Lisa O'Neill - The Wind Doesn't Blow This Far Right
It's been some two-and-a-half years since Lisa O'Neill released the astonishing All Of This Is Chance LP, and the weight of those recordings feel as resolute as ever; a heft shaped by the words and sounds that ache and breathe and drift out of them.
And now a new step, a new EP to be released digitally next month with a physical release to follow in the new year. Called The Wind Doesn't Blow This Far Right, it's preceded by the title-track, a song some 8 years in the making, a dark and stunning reflection of the world we live in now.
Some terrors are born out of nature
Some terrors are born overnight
Some terrors are born out of leaders
With their eye on a different prize
Featuring Iona Zajac on backing vocals, and coupled with a striking video, it's a truly striking six-minutes; beautiful is a word for it, if beauty can be pulled from such heaviness (it has to be, it has to be).
Haley Heynderickx & Max García Conover - Fluorescent Light
We had to wait a long old time for Haley Heynderickx to follow-up her 2018 masterpiece, I Need To Start A Garden, but now just a year on from the record that finally did just that, Haley has announced another LP, this time a new collection from her burgeoning collaboration with Max Garcia Conover.
Having previously released Among Horses together in October of 2018, the pair join forces again for a new record to be released next month. Full details are slim just now however, writing on Instagram, Haley says : "After many years Max and I took the leap to write from a Woody Guthrie inspired lens...recorded to tape in a barn in Vermont."

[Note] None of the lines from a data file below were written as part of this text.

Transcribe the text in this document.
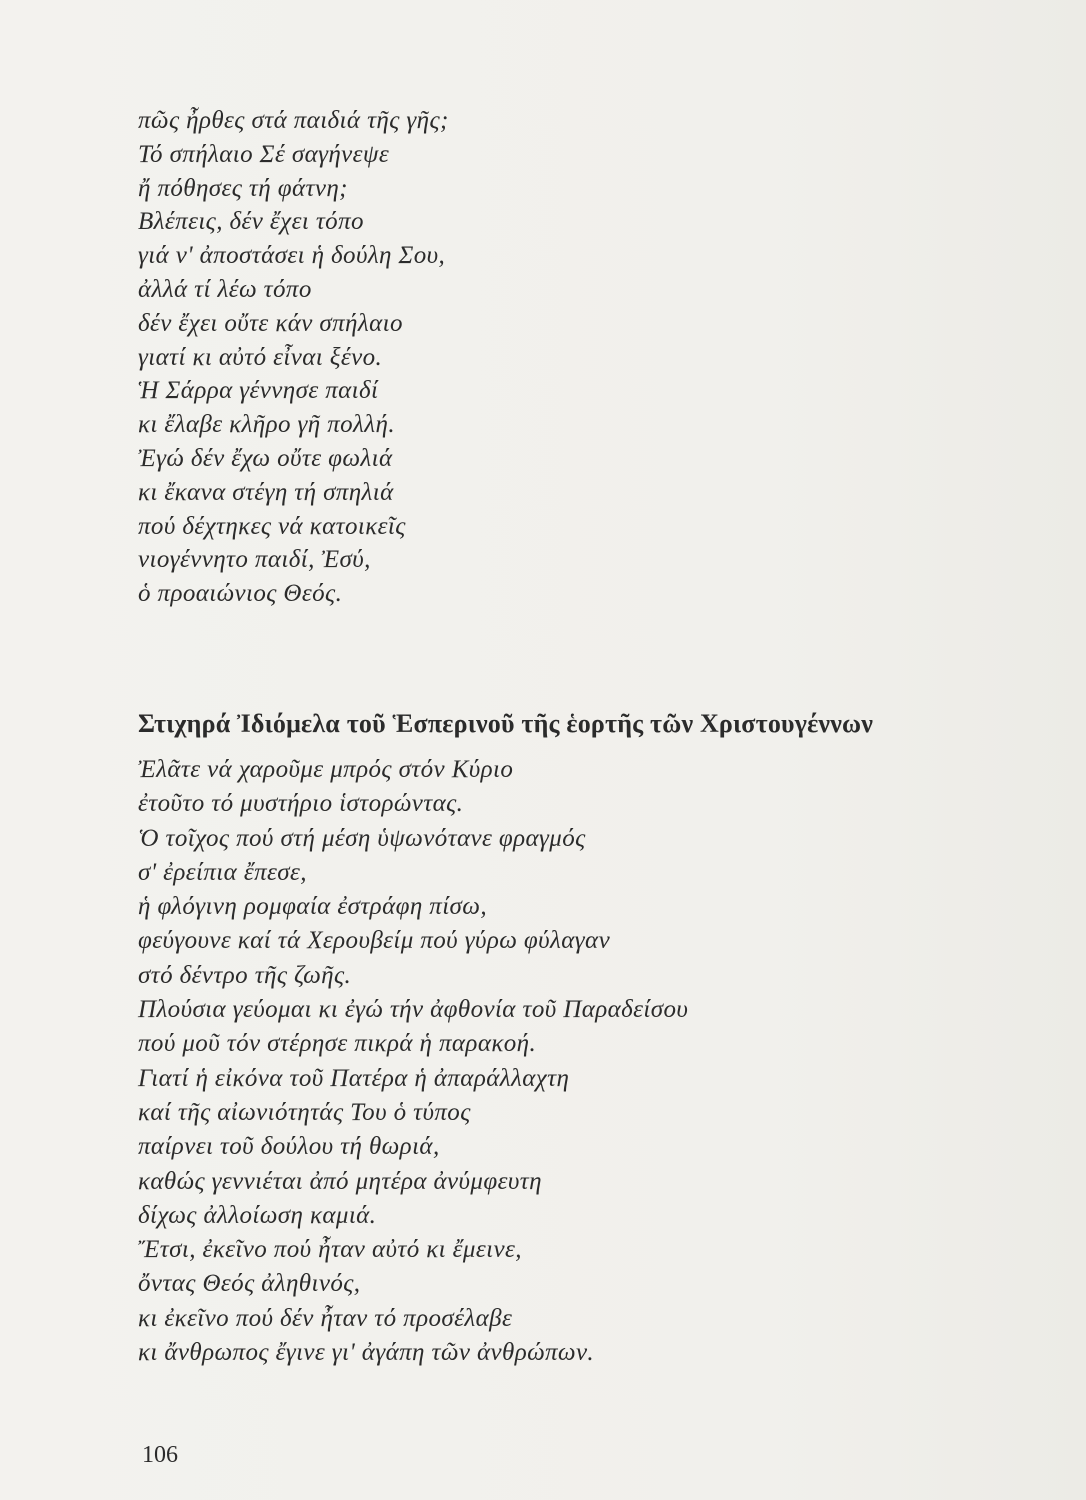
πῶς ἦρθες στά παιδιά τῆς γῆς;
Τό σπήλαιο Σέ σαγήνεψε
ἤ πόθησες τή φάτνη;
Βλέπεις, δέν ἔχει τόπο
γιά ν' ἀποστάσει ἡ δούλη Σου,
ἀλλά τί λέω τόπο
δέν ἔχει οὔτε κάν σπήλαιο
γιατί κι αὐτό εἶναι ξένο.
Ἡ Σάρρα γέννησε παιδί
κι ἔλαβε κλῆρο γῆ πολλή.
Ἐγώ δέν ἔχω οὔτε φωλιά
κι ἔκανα στέγη τή σπηλιά
πού δέχτηκες νά κατοικεῖς
νιογέννητο παιδί, Ἐσύ,
ὁ προαιώνιος Θεός.
Στιχηρά Ἰδιόμελα τοῦ Ἑσπερινοῦ τῆς ἑορτῆς τῶν Χριστουγέννων
Ἐλᾶτε νά χαροῦμε μπρός στόν Κύριο
ἐτοῦτο τό μυστήριο ἱστορώντας.
Ὁ τοῖχος πού στή μέση ὑψωνότανε φραγμός
σ' ἐρείπια ἔπεσε,
ἡ φλόγινη ρομφαία ἐστράφη πίσω,
φεύγουνε καί τά Χερουβείμ πού γύρω φύλαγαν
στό δέντρο τῆς ζωῆς.
Πλούσια γεύομαι κι ἐγώ τήν ἀφθονία τοῦ Παραδείσου
πού μοῦ τόν στέρησε πικρά ἡ παρακοή.
Γιατί ἡ εἰκόνα τοῦ Πατέρα ἡ ἀπαράλλαχτη
καί τῆς αἰωνιότητάς Του ὁ τύπος
παίρνει τοῦ δούλου τή θωριά,
καθώς γεννιέται ἀπό μητέρα ἀνύμφευτη
δίχως ἀλλοίωση καμιά.
Ἔτσι, ἐκεῖνο πού ἦταν αὐτό κι ἔμεινε,
ὄντας Θεός ἀληθινός,
κι ἐκεῖνο πού δέν ἦταν τό προσέλαβε
κι ἄνθρωπος ἔγινε γι' ἀγάπη τῶν ἀνθρώπων.
106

Lead single Fluorescent Light is a think of delight, Haley's voice and the overall performance as warm and intriguing as we've come to expect; an unexpected and beautifully warm new chapter.
runo plum - pond
The forthcoming runo plum album, which arrives in mid-November, is one of those records that might well slip through the cracks that begin to form when we move into November, as the calendar draws to a close in a hazy swell of the year-end list race.
It shouldn't though, because patching is right up there with 2025's best work – a brooding, hefty display of indie-rock that knows exactly when to shrink and exactly when to burst right open.
New single 'pond' just about holds itself in check, always threatening to fully let go, to spill over the edge but feeling all the more powerful for never doing so, for finding a way to hang right on the precipice. Intimate, intense and enigmatic, it's a wholly captivating performance, ahead of the full album that's released November 14th; another addition to the ever-impressive Winspear roster.
Glyders - Moon Eyes
Drag City are one of those labels that have earned your attention regardless of how familiar you are with those asking for it. Formed in 1989, and home to the likes of Bonnie "Prince" Billy, Bill Callahan, Joanna Newsom, and Silver Jews among countless others, they label continue to find goodness in the shadowy edges of the musical world.
Current case in point: Chicago trio Glyders, who have have just shared new single 'Moon Eyes', the latest offering from their forthcoming Forever LP, which is released via the aforementioned label toward the end of November.
Carrying a Felice Brothers-like lilt and energy, the song is both wistful and endearing, a sprightly energy carrying us into its Autumnal glow with open arms and heart.